Trigonometric and Hyperbolic Function?
Prove: arctan(sinh(x)) = arcsin(tanh(x))
Prove: arctan(sinh(x)) = arcsin(tanh(x))
2 Answers
We are asked to verify that:
arctan(sinh(x)) = arcsin(tanh(x))
There are shorter ways to prove this result, but referring back to the hyperbolic definitions is a fool-proof method that always works:
Consider the LHS first:
Let
alpha = arctan(sinh(x))
=> tan alpha = sinhx ..... [A]
Now, consider the RHS:
Let
beta = arcsin(tanh(x))
=> sin beta = tanh(x)
:. sin beta = sinh(x)/cosh(x)
" " = (1/2(e^x-e^-x))/(1/2(e^x+e^-x))
" " = (e^x-e^-x)/(e^x+e^-x)
And using the trig identity
sin^2 beta +cos^2 beta = 1
:. cos^2 beta = 1 - ((e^x-e^-x)/(e^x+e^-x))^2
" " = 1 - ((e^x-e^-x)^2)/((e^x+e^-x)^2)
" " = ((e^x+e^-x)^2 - (e^x-e^-x)^2) / (e^x+e^-x)^2
" " = ([(e^x+e^-x) - (e^x-e^-x)][(e^x+e^-x) + (e^x-e^-x)]) / (e^x+e^-x)^2
" " = ( 4e^-x e^x ) / (e^x+e^-x)^2
" " = ( 4 ) / (e^x+e^-x)^2
:. cos beta = 2 / (e^x+e^-x)
And now we have expression for
tan beta = sin beta / cos beta
" " = ( (e^x-e^-x)/(e^x+e^-x) ) / (2 / (e^x+e^-x))

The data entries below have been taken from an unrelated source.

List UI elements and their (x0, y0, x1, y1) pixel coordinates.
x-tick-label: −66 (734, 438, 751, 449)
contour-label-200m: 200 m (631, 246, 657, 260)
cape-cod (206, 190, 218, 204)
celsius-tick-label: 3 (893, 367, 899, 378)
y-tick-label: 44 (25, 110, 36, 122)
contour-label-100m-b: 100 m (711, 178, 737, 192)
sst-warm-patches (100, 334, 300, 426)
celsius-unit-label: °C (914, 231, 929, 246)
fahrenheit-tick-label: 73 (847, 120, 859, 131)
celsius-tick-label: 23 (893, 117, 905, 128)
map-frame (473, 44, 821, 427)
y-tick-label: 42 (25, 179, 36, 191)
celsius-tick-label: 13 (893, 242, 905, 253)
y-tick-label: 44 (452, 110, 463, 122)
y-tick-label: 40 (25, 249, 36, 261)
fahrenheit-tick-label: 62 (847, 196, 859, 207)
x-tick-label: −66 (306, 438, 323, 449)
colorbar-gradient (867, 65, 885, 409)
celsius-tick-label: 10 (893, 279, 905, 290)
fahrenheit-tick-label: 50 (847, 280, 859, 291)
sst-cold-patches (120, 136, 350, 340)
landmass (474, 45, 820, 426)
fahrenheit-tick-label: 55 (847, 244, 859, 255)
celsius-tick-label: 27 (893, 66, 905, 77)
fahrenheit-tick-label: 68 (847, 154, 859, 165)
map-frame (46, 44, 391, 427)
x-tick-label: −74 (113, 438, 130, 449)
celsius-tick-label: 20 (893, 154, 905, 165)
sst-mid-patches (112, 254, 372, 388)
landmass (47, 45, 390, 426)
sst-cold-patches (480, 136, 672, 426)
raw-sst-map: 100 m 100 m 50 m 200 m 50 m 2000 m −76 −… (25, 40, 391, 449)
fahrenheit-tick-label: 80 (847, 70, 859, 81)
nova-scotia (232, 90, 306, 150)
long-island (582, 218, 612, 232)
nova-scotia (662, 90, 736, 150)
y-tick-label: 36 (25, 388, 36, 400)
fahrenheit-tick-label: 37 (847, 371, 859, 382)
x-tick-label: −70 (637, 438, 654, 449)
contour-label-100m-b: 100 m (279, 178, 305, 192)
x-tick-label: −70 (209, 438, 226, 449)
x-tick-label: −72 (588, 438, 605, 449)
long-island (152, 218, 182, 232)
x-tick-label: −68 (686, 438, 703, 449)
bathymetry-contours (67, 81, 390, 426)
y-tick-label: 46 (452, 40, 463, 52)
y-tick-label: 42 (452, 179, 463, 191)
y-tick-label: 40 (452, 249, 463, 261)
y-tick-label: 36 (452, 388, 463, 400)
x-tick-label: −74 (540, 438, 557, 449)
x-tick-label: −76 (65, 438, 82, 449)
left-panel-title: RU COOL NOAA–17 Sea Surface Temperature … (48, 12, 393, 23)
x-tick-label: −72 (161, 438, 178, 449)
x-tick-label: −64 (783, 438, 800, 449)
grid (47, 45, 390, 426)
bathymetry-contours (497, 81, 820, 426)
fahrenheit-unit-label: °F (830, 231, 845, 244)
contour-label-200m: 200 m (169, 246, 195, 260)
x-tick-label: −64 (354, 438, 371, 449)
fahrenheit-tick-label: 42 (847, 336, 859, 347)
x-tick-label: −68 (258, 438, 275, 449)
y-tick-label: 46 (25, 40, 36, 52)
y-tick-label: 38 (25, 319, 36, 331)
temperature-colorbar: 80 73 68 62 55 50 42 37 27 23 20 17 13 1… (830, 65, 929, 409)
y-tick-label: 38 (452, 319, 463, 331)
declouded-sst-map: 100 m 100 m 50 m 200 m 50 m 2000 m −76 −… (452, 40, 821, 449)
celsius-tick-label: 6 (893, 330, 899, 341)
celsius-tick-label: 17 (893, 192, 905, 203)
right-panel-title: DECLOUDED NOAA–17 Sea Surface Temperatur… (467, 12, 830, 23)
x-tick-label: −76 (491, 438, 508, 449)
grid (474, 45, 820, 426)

" " = ( (e^x-e^-x)/(e^x+e^-x) ) * ((e^x+e^-x)/2)
" " = (e^x-e^-x)/2
" " = sinh x ... [B]
Comparing [B] with [A], we have:
tan beta = sinhx \ \ \ and\ \ \ tan alpha = sinhx
Hence:
tan alpha = tan beta => alpha = beta
And so we can conclude that:
alpha = arctan(sinh(x)) = beta = arcsin(tanh(x))
Hence:
arctan(sinh(x)) = arcsin(tanh(x)) \ \ \ QED
We are asked to verify that:
arctan(sinh(x)) = arcsin(tanh(x))
Shorter Method:
Consider the LHS first:
Let
alpha = arctan(sinh(x))
=> tan alpha = sinhx ..... [A]
Now, consider the RHS:
Let
beta = arcsin(tanh(x))
=> sin beta = tanh(x)
Now:
tan beta = (sin beta)/(cos beta)
" " = (tanhx)/(sqrt(1-sin^2 beta))
" " = (tanhx)/(sqrt(1-tanh^2 x))
" " = (tanhx)/(sqrt(sech^2 x))
" " = (tanhx)/(sech x)
" " = (sinhx/cosh)/(1/cosh x)
" " = sinhx
" " = tan alpha
And so we conclude that:
alpha = beta => arctan(sinh(x)) = arcsin(tanh(x)) \ \ \ QED